October 1997

Subconjunctival Carboplatin Therapy and Cryotherapy in the Treatment of Transgenic Murine Retinoblastoma

Author Affiliations

From the Department of Ophthalmology, Bascom Palmer Eye Institute, University of Miami, Miami, Fla (Dr Murray, Ms Cicciarelli, and Messrs Hernández and Feuer), and the Department of Ophthalmology, University of California, San Francisco (Drs O'Brien and Smith and Ms Mueller).

Arch Ophthalmol. 1997;115(10):1286-1290. doi:10.1001/archopht.1997.01100160456013

Objectives:  To determine the efficacy and dose response of subconjunctival carboplatin with and without cryotherapy in the treatment of murine transgenic hereditary retinoblastoma.

Methods:  Fifty-one 5-week-old transgenic BLH SV-40 (Charles Rivers Laboratories, Boston, Mass) T-antigen-positive mice with retinoblastoma were administered 6 subconjunctival injections of carboplatin in 1 eye at drug doses of 10, 15, 20, 25, 62.5, 125, and 250 μg. Six control eyes received 6 subconjunctival injections of balanced salt solution. Fourteen of the 51 subconjunctivally treated eyes received a single application of transconjunctival cryotherapy immediately prior to each carboplatin injection. Six control eyes received 6 single applications of transconjunctival cryotherapy using the above schedule but did not receive carboplatin. All experimental and control eyes were obtained at 16 weeks of age for histopathologic examination.
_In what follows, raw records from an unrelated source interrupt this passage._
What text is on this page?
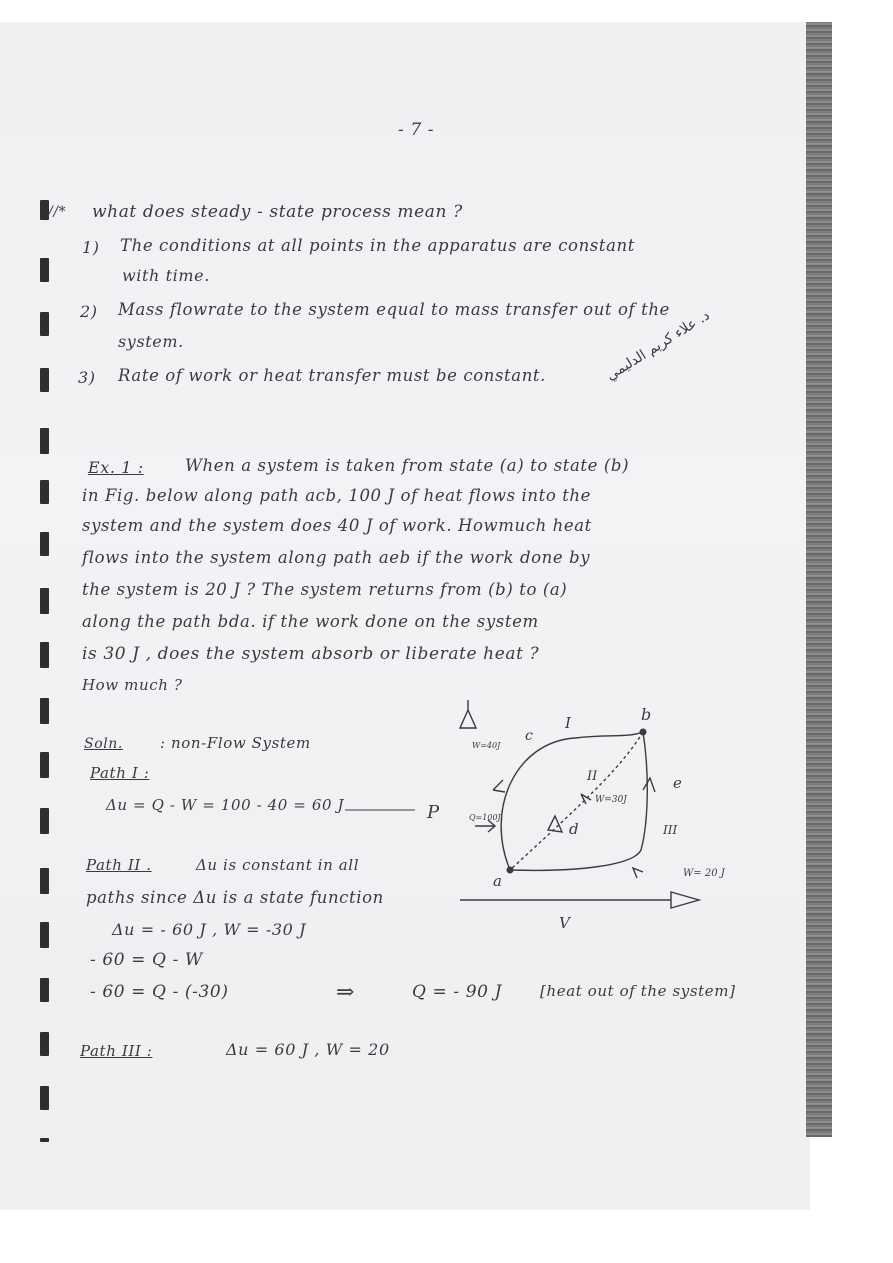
- 7 -
//* what does steady - state process mean ?
1) The conditions at all points in the apparatus are constant
with time.
2) Mass flowrate to the system equal to mass transfer out of the
system.
3) Rate of work or heat transfer must be constant.	د. علاء كريم الدليمي
Ex. 1 :	When a system is taken from state (a) to state (b)
in Fig. below along path acb, 100 J of heat flows into the
system and the system does 40 J of work. Howmuch heat
flows into the system along path aeb if the work done by
the system is 20 J ? The system returns from (b) to (a)
along the path bda. if the work done on the system
is 30 J , does the system absorb or liberate heat ?
How much ?
Soln. : non-Flow System
Path I :
Δu = Q - W = 100 - 40 = 60 J
Path II .	Δu is constant in all
paths since Δu is a state function
Δu = - 60 J , W = -30 J
- 60 = Q - W
- 60 = Q - (-30)	⇒	Q = - 90 J	[heat out of the system]
Path III :	Δu = 60 J , W = 20
P
V
a
b
c
d
e
I
II
III
W=40J
Q=100J
W=30J
W= 20 J
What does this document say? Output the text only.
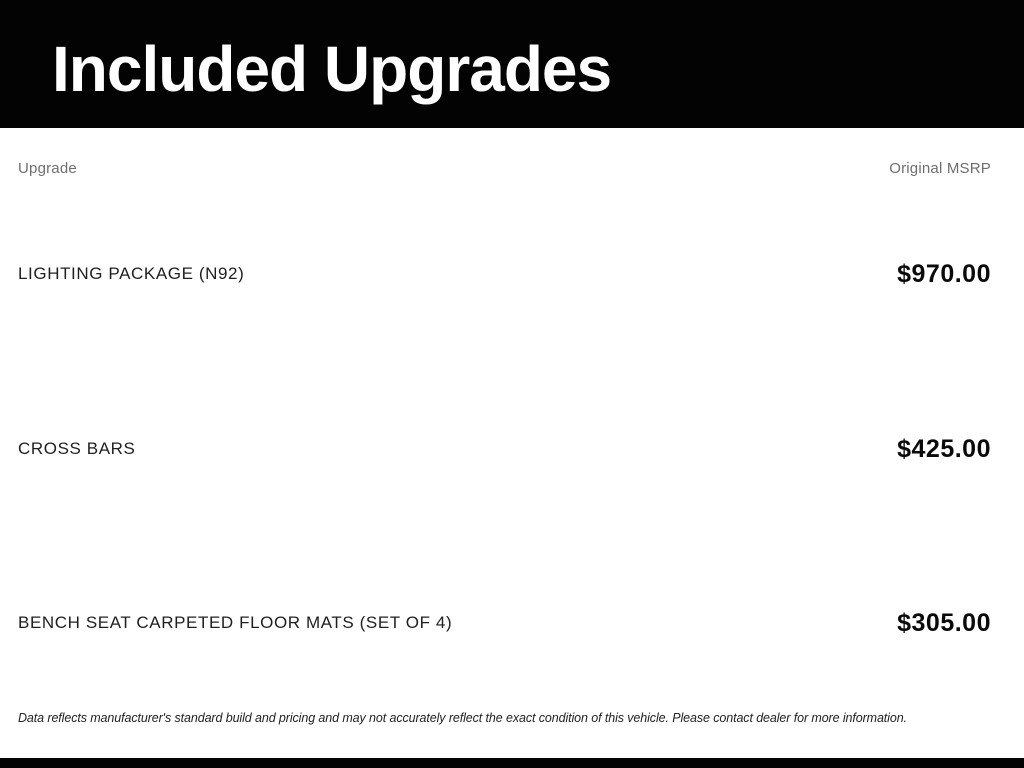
Included Upgrades
Upgrade	Original MSRP
LIGHTING PACKAGE (N92)	$970.00
CROSS BARS	$425.00
BENCH SEAT CARPETED FLOOR MATS (SET OF 4)	$305.00
Data reflects manufacturer's standard build and pricing and may not accurately reflect the exact condition of this vehicle. Please contact dealer for more information.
Results:  A dose-dependent inhibition of intraocular tumor growth by subconjunctivally delivered carboplatin was observed in these transgenic retinoblastoma mice. Tumor development was inhibited in 50% of the mouse eyes at doses of 180 μg. In animals treated with cryotherapy alone, no tumor control was noted (0 of 6). In animals treated with subconjunctival carboplatin coupled with cryotherapy, a tumor control dose of 417 pg was found. No evidence of histopathologic treatment toxicity was noted.

Conclusions:  Subconjunctival delivery of carboplatin in serial doses effectively inhibits intraocular tumor growth in a dose-dependent fashion in a transgenic murine retinoblastoma model. Cryotherapy does not increase tumor control in this murine retinoblastoma model.